Arguably, Redford’s greatest, though paradoxically perhaps his most colorless, role of his post-superstar stage was Roy Hobbs in The Natural. A 48-year-old Redford, as weathered as an outfielder’s glove, his fastball long gone, is content to let the movie wash over him: a passive, saintly presence. This is the promise of late-stage America: an older, wiser, and chastened empire, the wunderkind no more, content to hit the lights out one more time before its own lights would forever extinguish.

At around this time, Redford shifted his attention to creating the Sundance festival, celebrating and promoting independent filmmakers. Situated on property Redford purchased that had been the setting for some of Jeremiah Johnson, and named for his character in Butch Cassidy and the Sundance Kid, this was a fitting marriage of name, place, and aspirations. This was Redford as classic liberal America, the isolated, glorious, God-blessed setting enabling the recipients of his largesse to marry an independent ethos with a care for society.

Sundance was Redford was America: the sun seemed to dance for the person, the country that was born on third base, radiant from the heavenly-bestowed light, but cognizant that he and it hadn’t hit a triple, not yet. ‘Giving back’, producing a greater society, was the burden of this beautiful man, this beautiful country.

Four-plus decades later, one cannot get a film into Sundance without ticking off enough of the intersectional boxes. This is late-stage liberalism; this is Redford hectoring Trump like a less-pathetic De Niro. Wokeness in place of art.

In place of the blessed Redford bestowing upon the less fortunate in order to build a great society, a new deal for those born without the Sun dancing upon them, we have ‘progressed’ to. . . those born with the Sun dancing upon them must have stolen the Sun, must have used the poor and downtrodden to steal the Sun and shine it only upon them, and they’d better return the Sun or at least cease the oppression and pay reparations for the theft, and while you’re at it stop calling the victimizers names such as The Sundance Kid: that implies some sort of superiority.

Redford passed just as the extreme right and left coalesced around conspiracy theories about the assassination of Charlie Kirk.
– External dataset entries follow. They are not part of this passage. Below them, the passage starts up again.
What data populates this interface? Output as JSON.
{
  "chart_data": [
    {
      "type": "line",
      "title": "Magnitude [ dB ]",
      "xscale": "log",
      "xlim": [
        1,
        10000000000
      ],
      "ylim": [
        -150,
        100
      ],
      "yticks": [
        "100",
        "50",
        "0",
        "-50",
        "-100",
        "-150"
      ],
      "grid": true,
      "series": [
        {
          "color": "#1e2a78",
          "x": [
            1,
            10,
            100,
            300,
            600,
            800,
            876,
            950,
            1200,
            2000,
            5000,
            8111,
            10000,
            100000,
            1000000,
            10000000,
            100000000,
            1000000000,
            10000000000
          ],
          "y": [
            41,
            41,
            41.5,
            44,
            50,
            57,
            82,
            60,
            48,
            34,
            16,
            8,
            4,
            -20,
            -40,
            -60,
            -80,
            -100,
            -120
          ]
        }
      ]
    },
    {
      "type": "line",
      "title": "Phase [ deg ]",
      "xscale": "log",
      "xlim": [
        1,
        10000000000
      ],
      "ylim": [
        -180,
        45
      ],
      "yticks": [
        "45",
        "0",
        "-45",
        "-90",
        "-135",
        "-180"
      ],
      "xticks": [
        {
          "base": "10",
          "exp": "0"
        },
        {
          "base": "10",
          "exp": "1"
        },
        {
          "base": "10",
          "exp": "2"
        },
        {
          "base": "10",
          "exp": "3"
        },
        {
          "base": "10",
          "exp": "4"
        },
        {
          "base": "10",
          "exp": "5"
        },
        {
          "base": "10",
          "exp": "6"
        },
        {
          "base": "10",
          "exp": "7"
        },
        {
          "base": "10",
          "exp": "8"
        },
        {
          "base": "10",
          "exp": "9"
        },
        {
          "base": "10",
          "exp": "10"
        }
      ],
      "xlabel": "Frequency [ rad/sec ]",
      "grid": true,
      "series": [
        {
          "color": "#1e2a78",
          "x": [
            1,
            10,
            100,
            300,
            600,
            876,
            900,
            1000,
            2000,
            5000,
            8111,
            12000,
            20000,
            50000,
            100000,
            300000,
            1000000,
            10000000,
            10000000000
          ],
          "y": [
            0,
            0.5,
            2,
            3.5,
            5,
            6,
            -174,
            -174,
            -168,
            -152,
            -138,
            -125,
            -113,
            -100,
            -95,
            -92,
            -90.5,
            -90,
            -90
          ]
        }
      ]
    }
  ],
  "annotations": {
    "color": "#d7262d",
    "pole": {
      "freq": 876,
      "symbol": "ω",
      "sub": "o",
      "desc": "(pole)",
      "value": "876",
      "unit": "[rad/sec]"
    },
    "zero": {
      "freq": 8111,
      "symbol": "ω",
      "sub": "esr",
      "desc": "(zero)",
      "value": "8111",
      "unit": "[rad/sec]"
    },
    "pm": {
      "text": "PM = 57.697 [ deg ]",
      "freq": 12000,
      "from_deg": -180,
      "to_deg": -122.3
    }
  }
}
Robert Redford, an avatar for an entire country, rode off into the sunset and was barely noticed. The country had moved on, its mania and delusions running itself off the precipice, hurtling into the shattering rapids.

There are many on the sane right and left who will miss Robert Redford, a man to whom everything seemed to come too easily, but who, at least, knew it.

Norman Krieg, a pen name, thinks Ryan O’Neal could have been Redford but for some personal issues hampering his career.